Governo Trump autoriza venda de ouro venezuelano aos Estados Unidos
Licença permite apenas operações realizadas por meio dos EUA e destinadas a empresas norte-americanas
O Governo Trump abriu espaço para uma parcela do ouro venezuelano ser comercializada com os Estados Unidos, marcando mais um passo na flexibilização das sanções. A autorização, publicada pelo Departamento do Tesouro, permite operações com a estatal Minerven e suas filiais, desde que ocorram por meio dos EUA e sejam destinadas a empresas americanas, com possibilidade de reexportação no futuro.
Além disso, o documento estabelece um sistema de rastreamento para assegurar a origem venezuelana do metal. Também há a proibição de negociações envolvendo Irã, Coreia do Norte, Rússia, China e Cuba, uma restrição que se soma àquelas já aplicadas às exportações de petróleo do país sul-americano.

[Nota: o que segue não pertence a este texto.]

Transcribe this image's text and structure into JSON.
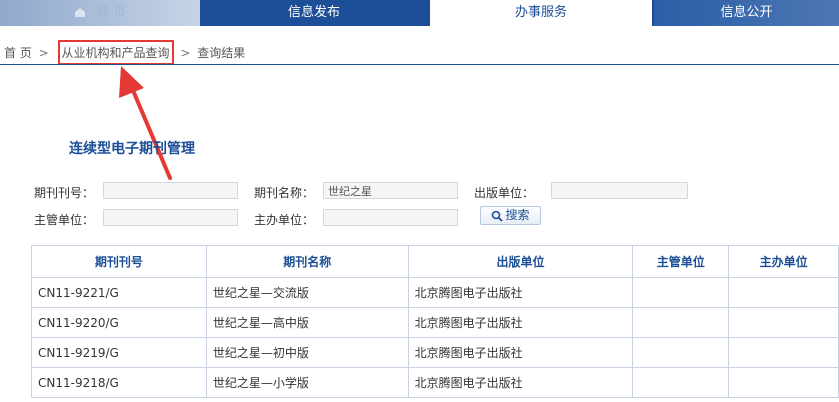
{
  "nav": {
    "home": "首 页",
    "info_release": "信息发布",
    "service": "办事服务",
    "info_public": "信息公开"
  },
  "breadcrumb": {
    "home": "首 页",
    "sep": ">",
    "item": "从业机构和产品查询",
    "current": "查询结果"
  },
  "page_title": "连续型电子期刊管理",
  "form": {
    "issn_label": "期刊刊号：",
    "issn_value": "",
    "name_label": "期刊名称：",
    "name_value": "世纪之星",
    "publisher_label": "出版单位：",
    "publisher_value": "",
    "supervisor_label": "主管单位：",
    "supervisor_value": "",
    "sponsor_label": "主办单位：",
    "sponsor_value": "",
    "search_label": "搜索"
  },
  "table": {
    "headers": [
      "期刊刊号",
      "期刊名称",
      "出版单位",
      "主管单位",
      "主办单位"
    ],
    "rows": [
      [
        "CN11-9221/G",
        "世纪之星—交流版",
        "北京腾图电子出版社",
        "",
        ""
      ],
      [
        "CN11-9220/G",
        "世纪之星—高中版",
        "北京腾图电子出版社",
        "",
        ""
      ],
      [
        "CN11-9219/G",
        "世纪之星—初中版",
        "北京腾图电子出版社",
        "",
        ""
      ],
      [
        "CN11-9218/G",
        "世纪之星—小学版",
        "北京腾图电子出版社",
        "",
        ""
      ]
    ]
  },
  "colors": {
    "nav_bg": "#1c4f97",
    "title": "#1c4f97",
    "highlight": "#e53935"
  }
}
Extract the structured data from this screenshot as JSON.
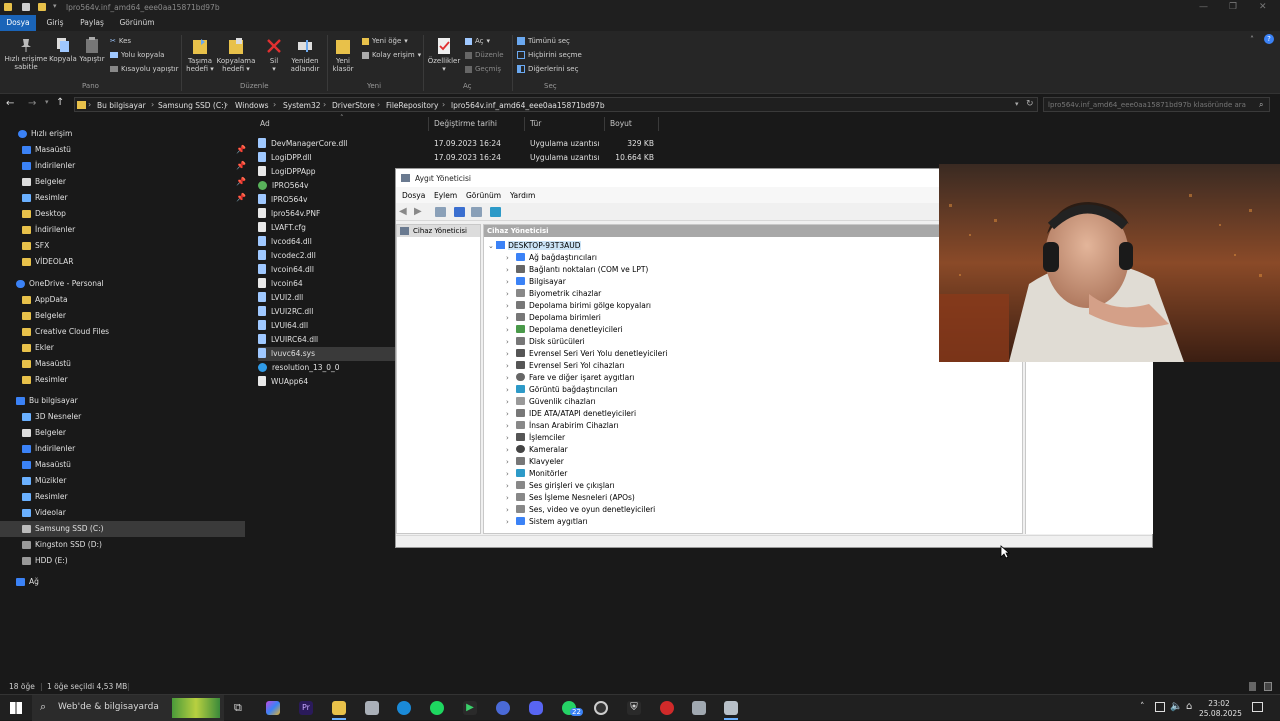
{
  "window": {
    "title": "lpro564v.inf_amd64_eee0aa15871bd97b"
  },
  "ribbon_tabs": [
    "Dosya",
    "Giriş",
    "Paylaş",
    "Görünüm"
  ],
  "ribbon": {
    "pano": {
      "pin_label_1": "Hızlı erişime",
      "pin_label_2": "sabitle",
      "copy": "Kopyala",
      "paste": "Yapıştır",
      "cut": "Kes",
      "copy_path": "Yolu kopyala",
      "paste_shortcut": "Kısayolu yapıştır",
      "group": "Pano"
    },
    "duzenle": {
      "move_1": "Taşıma",
      "move_2": "hedefi",
      "copyto_1": "Kopyalama",
      "copyto_2": "hedefi",
      "delete": "Sil",
      "rename_1": "Yeniden",
      "rename_2": "adlandır",
      "group": "Düzenle"
    },
    "yeni": {
      "newfolder_1": "Yeni",
      "newfolder_2": "klasör",
      "new_item": "Yeni öğe",
      "easy_access": "Kolay erişim",
      "group": "Yeni"
    },
    "ac": {
      "properties": "Özellikler",
      "open": "Aç",
      "edit": "Düzenle",
      "history": "Geçmiş",
      "group": "Aç"
    },
    "sec": {
      "select_all": "Tümünü seç",
      "select_none": "Hiçbirini seçme",
      "invert": "Diğerlerini seç",
      "group": "Seç"
    }
  },
  "address": {
    "crumbs": [
      "Bu bilgisayar",
      "Samsung SSD (C:)",
      "Windows",
      "System32",
      "DriverStore",
      "FileRepository",
      "lpro564v.inf_amd64_eee0aa15871bd97b"
    ],
    "search_placeholder": "lpro564v.inf_amd64_eee0aa15871bd97b klasöründe ara"
  },
  "nav": {
    "quick_access": "Hızlı erişim",
    "quick_items": [
      "Masaüstü",
      "İndirilenler",
      "Belgeler",
      "Resimler",
      "Desktop",
      "İndirilenler",
      "SFX",
      "VİDEOLAR"
    ],
    "onedrive": "OneDrive - Personal",
    "onedrive_items": [
      "AppData",
      "Belgeler",
      "Creative Cloud Files",
      "Ekler",
      "Masaüstü",
      "Resimler"
    ],
    "this_pc": "Bu bilgisayar",
    "pc_items": [
      "3D Nesneler",
      "Belgeler",
      "İndirilenler",
      "Masaüstü",
      "Müzikler",
      "Resimler",
      "Videolar",
      "Samsung SSD (C:)",
      "Kingston SSD (D:)",
      "HDD (E:)"
    ],
    "network": "Ağ"
  },
  "columns": {
    "name": "Ad",
    "date": "Değiştirme tarihi",
    "type": "Tür",
    "size": "Boyut"
  },
  "files": [
    {
      "name": "DevManagerCore.dll",
      "date": "17.09.2023 16:24",
      "type": "Uygulama uzantısı",
      "size": "329 KB"
    },
    {
      "name": "LogiDPP.dll",
      "date": "17.09.2023 16:24",
      "type": "Uygulama uzantısı",
      "size": "10.664 KB"
    },
    {
      "name": "LogiDPPApp",
      "date": "",
      "type": "",
      "size": ""
    },
    {
      "name": "lPRO564v",
      "date": "",
      "type": "",
      "size": ""
    },
    {
      "name": "lPRO564v",
      "date": "",
      "type": "",
      "size": ""
    },
    {
      "name": "lpro564v.PNF",
      "date": "",
      "type": "",
      "size": ""
    },
    {
      "name": "LVAFT.cfg",
      "date": "",
      "type": "",
      "size": ""
    },
    {
      "name": "lvcod64.dll",
      "date": "",
      "type": "",
      "size": ""
    },
    {
      "name": "lvcodec2.dll",
      "date": "",
      "type": "",
      "size": ""
    },
    {
      "name": "lvcoin64.dll",
      "date": "",
      "type": "",
      "size": ""
    },
    {
      "name": "lvcoin64",
      "date": "",
      "type": "",
      "size": ""
    },
    {
      "name": "LVUI2.dll",
      "date": "",
      "type": "",
      "size": ""
    },
    {
      "name": "LVUI2RC.dll",
      "date": "",
      "type": "",
      "size": ""
    },
    {
      "name": "LVUI64.dll",
      "date": "",
      "type": "",
      "size": ""
    },
    {
      "name": "LVUIRC64.dll",
      "date": "",
      "type": "",
      "size": ""
    },
    {
      "name": "lvuvc64.sys",
      "date": "",
      "type": "",
      "size": ""
    },
    {
      "name": "resolution_13_0_0",
      "date": "",
      "type": "",
      "size": ""
    },
    {
      "name": "WUApp64",
      "date": "",
      "type": "",
      "size": ""
    }
  ],
  "status": {
    "count": "18 öğe",
    "selected": "1 öğe seçildi  4,53 MB"
  },
  "device_manager": {
    "title": "Aygıt Yöneticisi",
    "menu": [
      "Dosya",
      "Eylem",
      "Görünüm",
      "Yardım"
    ],
    "left_header": "Cihaz Yöneticisi",
    "right_header": "Cihaz Yöneticisi",
    "root": "DESKTOP-93T3AUD",
    "nodes": [
      "Ağ bağdaştırıcıları",
      "Bağlantı noktaları (COM ve LPT)",
      "Bilgisayar",
      "Biyometrik cihazlar",
      "Depolama birimi gölge kopyaları",
      "Depolama birimleri",
      "Depolama denetleyicileri",
      "Disk sürücüleri",
      "Evrensel Seri Veri Yolu denetleyicileri",
      "Evrensel Seri Yol cihazları",
      "Fare ve diğer işaret aygıtları",
      "Görüntü bağdaştırıcıları",
      "Güvenlik cihazları",
      "IDE ATA/ATAPI denetleyicileri",
      "İnsan Arabirim Cihazları",
      "İşlemciler",
      "Kameralar",
      "Klavyeler",
      "Monitörler",
      "Ses girişleri ve çıkışları",
      "Ses İşleme Nesneleri (APOs)",
      "Ses, video ve oyun denetleyicileri",
      "Sistem aygıtları"
    ]
  },
  "taskbar": {
    "search": "Web'de & bilgisayarda",
    "badge": "22",
    "time": "23:02",
    "date": "25.08.2025"
  },
  "colors": {
    "accent": "#1a64b8",
    "folder": "#e8c14a",
    "explorer_bg": "#191919"
  }
}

Na prática, a medida reforça o interesse americano em explorar os recursos minerais da Venezuela, indo além do setor petrolífero e incluindo ouro entre os ativos estratégicos. No contexto, o secretário do Interior dos EUA, Doug Burgum, anunciou durante uma visita a Caracas que empresas de mineração dos EUA estão se alinhando para investir no país. Ele também afirmou que a administração de Trump agora governa a Venezuela e controla seus vastos recursos naturais, após a suposta captura do ditador deposto Nicolás Maduro em 3 de janeiro.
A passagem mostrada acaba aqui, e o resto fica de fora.